How to Discipline When Teens Hit Their Siblings
Unfortunately, sibling rivalry is not restricted to young children; in fact, it often continues well into the teenage years. While a little sibling competition is healthy, when things turn aggressive, or worse, violent, it is time for the parents to step in and take control of the situation. Disciplining a teenage child is often more challenging than disciplining a toddler, due to the physical and hormonal changes of puberty. Understanding, as well as punishing, your teen's violent behavior is important if you want to prevent future incidents.
Instructions
Set clear rules. You need to establish your authority as the parent and let your teen know exactly what constitutes poor or bad behavior. Make it absolutely clear that aggressive or violent behavior is simply unacceptable, no matter what the circumstances. Teenagers often feel misunderstood and, while the logic behind his behavior may seem skewed to you, it probably makes complete sense to him. Establish consequences. Inform your teen that you will punish any incidents of aggression.

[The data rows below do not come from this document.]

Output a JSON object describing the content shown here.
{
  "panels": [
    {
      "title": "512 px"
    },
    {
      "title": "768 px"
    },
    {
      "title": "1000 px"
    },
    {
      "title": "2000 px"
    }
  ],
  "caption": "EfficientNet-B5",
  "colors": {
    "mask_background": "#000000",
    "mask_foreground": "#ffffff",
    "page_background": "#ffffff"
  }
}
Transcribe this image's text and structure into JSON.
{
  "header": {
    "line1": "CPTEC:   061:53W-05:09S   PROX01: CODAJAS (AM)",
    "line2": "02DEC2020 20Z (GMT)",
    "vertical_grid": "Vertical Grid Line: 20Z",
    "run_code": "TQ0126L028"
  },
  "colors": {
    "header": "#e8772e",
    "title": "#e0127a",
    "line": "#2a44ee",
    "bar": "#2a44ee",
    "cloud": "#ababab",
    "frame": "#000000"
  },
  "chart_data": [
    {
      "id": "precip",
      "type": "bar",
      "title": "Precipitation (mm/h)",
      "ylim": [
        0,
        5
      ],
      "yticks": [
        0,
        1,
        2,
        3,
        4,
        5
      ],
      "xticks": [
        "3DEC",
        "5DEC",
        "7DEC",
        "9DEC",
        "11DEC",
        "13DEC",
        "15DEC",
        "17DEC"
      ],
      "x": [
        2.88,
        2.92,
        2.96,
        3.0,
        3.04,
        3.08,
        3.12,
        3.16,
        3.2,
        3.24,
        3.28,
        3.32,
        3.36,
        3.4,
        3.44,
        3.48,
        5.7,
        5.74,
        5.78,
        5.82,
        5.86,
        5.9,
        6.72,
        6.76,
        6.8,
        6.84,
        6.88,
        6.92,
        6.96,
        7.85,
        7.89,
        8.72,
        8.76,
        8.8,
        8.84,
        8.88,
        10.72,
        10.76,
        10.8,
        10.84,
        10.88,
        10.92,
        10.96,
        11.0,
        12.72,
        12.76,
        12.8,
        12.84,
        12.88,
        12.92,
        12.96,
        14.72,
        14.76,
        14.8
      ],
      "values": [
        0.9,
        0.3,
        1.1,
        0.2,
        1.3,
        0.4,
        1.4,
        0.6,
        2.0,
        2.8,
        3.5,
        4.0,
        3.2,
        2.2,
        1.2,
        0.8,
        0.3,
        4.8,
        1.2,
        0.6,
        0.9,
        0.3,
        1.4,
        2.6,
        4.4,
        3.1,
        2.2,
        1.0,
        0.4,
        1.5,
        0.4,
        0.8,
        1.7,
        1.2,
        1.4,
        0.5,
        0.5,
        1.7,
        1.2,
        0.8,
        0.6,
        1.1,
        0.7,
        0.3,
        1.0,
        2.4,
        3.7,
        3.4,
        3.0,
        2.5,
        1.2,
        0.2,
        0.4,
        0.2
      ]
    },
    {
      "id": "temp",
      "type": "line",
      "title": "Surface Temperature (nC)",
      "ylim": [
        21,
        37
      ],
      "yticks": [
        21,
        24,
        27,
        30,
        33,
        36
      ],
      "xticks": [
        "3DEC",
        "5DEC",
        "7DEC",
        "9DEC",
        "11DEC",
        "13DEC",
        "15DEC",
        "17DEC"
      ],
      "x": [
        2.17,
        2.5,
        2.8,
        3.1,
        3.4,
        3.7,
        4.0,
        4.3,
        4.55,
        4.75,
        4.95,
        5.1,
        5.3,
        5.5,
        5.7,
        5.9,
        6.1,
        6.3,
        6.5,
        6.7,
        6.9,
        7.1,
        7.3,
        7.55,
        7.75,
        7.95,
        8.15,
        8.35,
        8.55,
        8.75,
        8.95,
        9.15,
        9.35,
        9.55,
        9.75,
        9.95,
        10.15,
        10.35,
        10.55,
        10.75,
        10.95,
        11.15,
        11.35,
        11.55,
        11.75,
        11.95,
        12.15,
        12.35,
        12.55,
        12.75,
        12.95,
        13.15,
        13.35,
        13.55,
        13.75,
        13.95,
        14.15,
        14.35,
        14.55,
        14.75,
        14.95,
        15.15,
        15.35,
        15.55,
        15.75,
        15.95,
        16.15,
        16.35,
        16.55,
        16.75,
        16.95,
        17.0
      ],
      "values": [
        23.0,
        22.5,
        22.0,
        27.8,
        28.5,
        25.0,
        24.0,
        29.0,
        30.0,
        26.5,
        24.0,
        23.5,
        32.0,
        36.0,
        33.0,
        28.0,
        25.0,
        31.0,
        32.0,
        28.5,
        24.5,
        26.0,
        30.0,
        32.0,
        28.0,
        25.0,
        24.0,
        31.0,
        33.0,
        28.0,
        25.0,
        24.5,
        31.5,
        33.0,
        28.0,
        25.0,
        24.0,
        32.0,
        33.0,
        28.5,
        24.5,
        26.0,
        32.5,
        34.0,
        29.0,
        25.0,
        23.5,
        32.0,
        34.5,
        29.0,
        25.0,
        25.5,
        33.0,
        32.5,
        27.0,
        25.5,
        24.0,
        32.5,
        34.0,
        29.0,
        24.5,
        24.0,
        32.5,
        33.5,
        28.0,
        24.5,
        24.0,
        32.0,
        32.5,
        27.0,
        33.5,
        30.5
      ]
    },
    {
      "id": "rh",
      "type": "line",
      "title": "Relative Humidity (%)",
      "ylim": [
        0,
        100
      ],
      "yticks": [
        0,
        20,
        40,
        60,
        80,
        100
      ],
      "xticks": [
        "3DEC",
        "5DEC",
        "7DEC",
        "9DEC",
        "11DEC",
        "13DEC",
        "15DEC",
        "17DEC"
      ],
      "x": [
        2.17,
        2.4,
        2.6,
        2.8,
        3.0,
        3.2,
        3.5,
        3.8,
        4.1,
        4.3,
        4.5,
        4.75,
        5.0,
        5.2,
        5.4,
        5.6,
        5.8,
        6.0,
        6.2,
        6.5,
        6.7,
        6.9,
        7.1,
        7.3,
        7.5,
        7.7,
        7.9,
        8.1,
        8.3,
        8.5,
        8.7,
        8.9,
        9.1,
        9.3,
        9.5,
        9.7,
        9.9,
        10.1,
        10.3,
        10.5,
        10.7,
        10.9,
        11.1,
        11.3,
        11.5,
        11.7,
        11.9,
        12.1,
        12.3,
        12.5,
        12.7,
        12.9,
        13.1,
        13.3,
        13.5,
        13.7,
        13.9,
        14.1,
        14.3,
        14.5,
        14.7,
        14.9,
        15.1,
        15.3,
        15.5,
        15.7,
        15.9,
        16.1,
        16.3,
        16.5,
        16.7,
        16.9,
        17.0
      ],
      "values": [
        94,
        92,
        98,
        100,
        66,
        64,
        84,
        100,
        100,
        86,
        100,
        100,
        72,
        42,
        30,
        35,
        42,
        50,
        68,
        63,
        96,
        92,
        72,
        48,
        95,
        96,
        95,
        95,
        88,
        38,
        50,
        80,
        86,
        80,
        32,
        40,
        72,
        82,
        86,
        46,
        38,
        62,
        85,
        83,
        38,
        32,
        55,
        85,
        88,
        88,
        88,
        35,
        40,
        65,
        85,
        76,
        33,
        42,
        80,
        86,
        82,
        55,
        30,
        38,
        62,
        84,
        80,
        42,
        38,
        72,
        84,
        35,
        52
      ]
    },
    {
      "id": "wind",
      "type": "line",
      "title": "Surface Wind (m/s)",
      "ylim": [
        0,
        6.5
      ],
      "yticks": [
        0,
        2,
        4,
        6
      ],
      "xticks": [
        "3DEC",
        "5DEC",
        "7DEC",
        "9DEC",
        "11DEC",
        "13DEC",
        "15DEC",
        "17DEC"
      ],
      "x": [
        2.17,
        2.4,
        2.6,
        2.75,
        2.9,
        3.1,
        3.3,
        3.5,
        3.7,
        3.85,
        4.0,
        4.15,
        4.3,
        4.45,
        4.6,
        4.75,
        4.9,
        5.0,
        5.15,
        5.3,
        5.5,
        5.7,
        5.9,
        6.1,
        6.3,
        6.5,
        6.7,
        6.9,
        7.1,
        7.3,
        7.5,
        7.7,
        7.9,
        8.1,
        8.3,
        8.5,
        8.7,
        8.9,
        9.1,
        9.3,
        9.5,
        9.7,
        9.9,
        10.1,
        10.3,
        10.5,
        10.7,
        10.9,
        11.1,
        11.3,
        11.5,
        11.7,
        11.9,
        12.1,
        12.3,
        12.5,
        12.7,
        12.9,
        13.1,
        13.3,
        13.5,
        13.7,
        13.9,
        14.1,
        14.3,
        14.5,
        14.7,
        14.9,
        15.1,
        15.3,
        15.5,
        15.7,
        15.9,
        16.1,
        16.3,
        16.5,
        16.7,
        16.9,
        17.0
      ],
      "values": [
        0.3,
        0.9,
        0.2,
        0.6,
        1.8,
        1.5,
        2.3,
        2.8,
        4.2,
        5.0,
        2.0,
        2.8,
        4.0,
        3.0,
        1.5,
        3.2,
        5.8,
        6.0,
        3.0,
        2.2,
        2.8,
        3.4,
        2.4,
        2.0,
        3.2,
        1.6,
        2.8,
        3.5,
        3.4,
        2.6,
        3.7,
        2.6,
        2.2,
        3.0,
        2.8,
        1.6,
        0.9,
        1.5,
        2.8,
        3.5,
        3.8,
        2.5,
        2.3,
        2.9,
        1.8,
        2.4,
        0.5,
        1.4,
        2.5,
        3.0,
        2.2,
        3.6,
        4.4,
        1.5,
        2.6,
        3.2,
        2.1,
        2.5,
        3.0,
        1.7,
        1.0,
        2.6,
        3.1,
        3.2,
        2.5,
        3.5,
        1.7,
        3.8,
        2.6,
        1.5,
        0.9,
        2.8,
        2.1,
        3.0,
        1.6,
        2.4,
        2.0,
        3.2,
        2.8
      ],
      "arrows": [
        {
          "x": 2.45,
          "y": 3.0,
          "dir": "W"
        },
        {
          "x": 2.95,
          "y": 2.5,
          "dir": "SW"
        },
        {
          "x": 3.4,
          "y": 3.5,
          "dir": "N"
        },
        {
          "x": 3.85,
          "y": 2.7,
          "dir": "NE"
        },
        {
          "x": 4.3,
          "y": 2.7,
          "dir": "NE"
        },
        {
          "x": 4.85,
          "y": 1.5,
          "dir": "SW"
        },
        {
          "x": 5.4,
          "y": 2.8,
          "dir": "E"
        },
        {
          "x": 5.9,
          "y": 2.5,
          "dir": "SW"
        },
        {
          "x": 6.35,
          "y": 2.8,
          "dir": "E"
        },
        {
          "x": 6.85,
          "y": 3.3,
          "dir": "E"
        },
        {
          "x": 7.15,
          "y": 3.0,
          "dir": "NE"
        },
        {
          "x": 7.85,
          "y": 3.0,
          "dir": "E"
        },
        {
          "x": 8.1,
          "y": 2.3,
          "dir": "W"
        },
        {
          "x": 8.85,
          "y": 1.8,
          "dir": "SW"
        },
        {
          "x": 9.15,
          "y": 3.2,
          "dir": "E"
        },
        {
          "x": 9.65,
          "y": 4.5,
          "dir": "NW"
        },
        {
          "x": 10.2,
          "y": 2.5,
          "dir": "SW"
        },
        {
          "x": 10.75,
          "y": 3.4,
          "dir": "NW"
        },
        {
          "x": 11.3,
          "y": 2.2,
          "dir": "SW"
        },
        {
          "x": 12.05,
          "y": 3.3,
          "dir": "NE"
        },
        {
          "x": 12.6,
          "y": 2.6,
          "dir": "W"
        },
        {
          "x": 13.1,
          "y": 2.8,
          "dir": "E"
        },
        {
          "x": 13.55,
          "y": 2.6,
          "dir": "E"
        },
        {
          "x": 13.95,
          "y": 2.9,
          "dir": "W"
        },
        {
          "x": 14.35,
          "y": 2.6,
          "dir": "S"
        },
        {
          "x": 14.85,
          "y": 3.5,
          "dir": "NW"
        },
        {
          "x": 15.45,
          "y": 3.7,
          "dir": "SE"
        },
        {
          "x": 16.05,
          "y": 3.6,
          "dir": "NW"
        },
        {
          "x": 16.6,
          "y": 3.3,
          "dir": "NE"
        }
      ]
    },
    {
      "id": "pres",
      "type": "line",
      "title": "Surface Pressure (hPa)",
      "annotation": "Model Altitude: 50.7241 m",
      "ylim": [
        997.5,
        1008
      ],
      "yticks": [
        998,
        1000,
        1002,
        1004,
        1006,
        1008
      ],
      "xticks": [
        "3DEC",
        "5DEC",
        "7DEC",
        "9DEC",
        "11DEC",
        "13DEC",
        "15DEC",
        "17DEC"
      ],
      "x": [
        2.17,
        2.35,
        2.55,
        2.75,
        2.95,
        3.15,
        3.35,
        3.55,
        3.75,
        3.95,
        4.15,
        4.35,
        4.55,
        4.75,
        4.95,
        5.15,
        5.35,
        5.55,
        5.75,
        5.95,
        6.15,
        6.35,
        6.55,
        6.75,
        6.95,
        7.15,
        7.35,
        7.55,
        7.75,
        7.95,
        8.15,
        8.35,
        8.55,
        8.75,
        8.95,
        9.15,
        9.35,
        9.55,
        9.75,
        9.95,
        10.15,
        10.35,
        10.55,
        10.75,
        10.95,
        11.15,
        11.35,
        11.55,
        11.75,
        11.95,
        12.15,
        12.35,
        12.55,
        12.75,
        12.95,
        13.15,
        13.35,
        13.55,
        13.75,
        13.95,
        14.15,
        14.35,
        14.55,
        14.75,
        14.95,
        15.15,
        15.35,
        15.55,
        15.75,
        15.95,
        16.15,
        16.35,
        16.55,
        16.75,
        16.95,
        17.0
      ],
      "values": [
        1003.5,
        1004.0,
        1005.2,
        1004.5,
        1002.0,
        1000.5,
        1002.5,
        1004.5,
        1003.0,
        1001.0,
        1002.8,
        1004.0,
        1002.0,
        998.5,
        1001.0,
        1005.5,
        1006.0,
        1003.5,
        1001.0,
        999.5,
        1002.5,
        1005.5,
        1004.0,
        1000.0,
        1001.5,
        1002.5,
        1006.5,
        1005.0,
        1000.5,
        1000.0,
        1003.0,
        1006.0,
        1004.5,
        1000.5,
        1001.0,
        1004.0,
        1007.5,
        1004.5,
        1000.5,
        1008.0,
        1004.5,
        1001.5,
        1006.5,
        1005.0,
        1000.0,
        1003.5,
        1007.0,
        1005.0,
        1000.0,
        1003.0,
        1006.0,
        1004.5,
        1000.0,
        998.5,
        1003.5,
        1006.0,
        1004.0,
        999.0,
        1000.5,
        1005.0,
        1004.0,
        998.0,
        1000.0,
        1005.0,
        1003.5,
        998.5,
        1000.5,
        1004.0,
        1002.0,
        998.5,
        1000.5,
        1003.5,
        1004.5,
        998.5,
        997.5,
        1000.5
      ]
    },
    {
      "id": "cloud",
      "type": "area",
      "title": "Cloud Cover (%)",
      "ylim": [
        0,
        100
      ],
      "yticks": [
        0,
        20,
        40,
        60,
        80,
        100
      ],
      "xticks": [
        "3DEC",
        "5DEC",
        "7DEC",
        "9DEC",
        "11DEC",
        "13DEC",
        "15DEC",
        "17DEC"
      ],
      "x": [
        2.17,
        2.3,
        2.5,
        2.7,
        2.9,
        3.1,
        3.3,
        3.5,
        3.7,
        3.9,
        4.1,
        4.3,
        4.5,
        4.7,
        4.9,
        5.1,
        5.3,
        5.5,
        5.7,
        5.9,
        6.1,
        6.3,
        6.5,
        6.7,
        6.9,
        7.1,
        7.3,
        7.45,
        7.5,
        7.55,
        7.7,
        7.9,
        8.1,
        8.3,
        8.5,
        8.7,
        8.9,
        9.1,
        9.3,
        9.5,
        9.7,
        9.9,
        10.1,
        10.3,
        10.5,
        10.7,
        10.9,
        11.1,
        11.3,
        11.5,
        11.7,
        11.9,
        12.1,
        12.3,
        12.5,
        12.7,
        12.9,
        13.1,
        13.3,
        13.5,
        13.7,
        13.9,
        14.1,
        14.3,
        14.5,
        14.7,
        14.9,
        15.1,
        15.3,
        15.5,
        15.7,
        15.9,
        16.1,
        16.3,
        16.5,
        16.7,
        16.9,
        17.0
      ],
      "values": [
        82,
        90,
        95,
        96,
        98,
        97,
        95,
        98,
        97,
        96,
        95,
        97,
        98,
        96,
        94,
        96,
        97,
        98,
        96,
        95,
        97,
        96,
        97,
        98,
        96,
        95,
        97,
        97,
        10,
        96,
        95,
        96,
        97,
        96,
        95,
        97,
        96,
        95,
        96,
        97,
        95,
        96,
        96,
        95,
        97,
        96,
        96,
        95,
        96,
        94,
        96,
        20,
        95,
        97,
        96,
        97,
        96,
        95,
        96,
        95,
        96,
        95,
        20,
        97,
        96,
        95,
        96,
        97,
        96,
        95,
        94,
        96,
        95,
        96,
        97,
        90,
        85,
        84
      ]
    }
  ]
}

Ensure your punishments are firm but fair, such as three days without Internet use or television for minor incidents. More serious offenses should incur harsher consequences, such as stopping him from going out to see friends for a week. Always stick to your punishments; the moment you relent your teenager will see you as weak and feel he can push the boundaries and go unpunished in the future. Make him responsible for his actions. Encourage him to apologize, sincerely, to the sibling whom he hit. Ask him why he thinks he should be able to take his frustration and anger out on his sibling, suggests the Empowering Parents website. Talk to your teenager about bullying; explain that by hitting and being aggressive toward his siblings he is bullying them. Explain that everyone feels anger, but that it is simply not acceptable behavior to react with violence toward others, recommends Dr. Bernard Golden for a New Living Magazine article. Try to understand your teen; this will ultimately help you handle his future behavior more effectively. Acknowledge his feelings and help him learn how to deal with the wide range of emotions he may be feeling. For instance, deep breathing for a minute or two is a good way to calm down, says Dr. Golden. Explain that it is up to him to control his emotions and not let them affect his actions.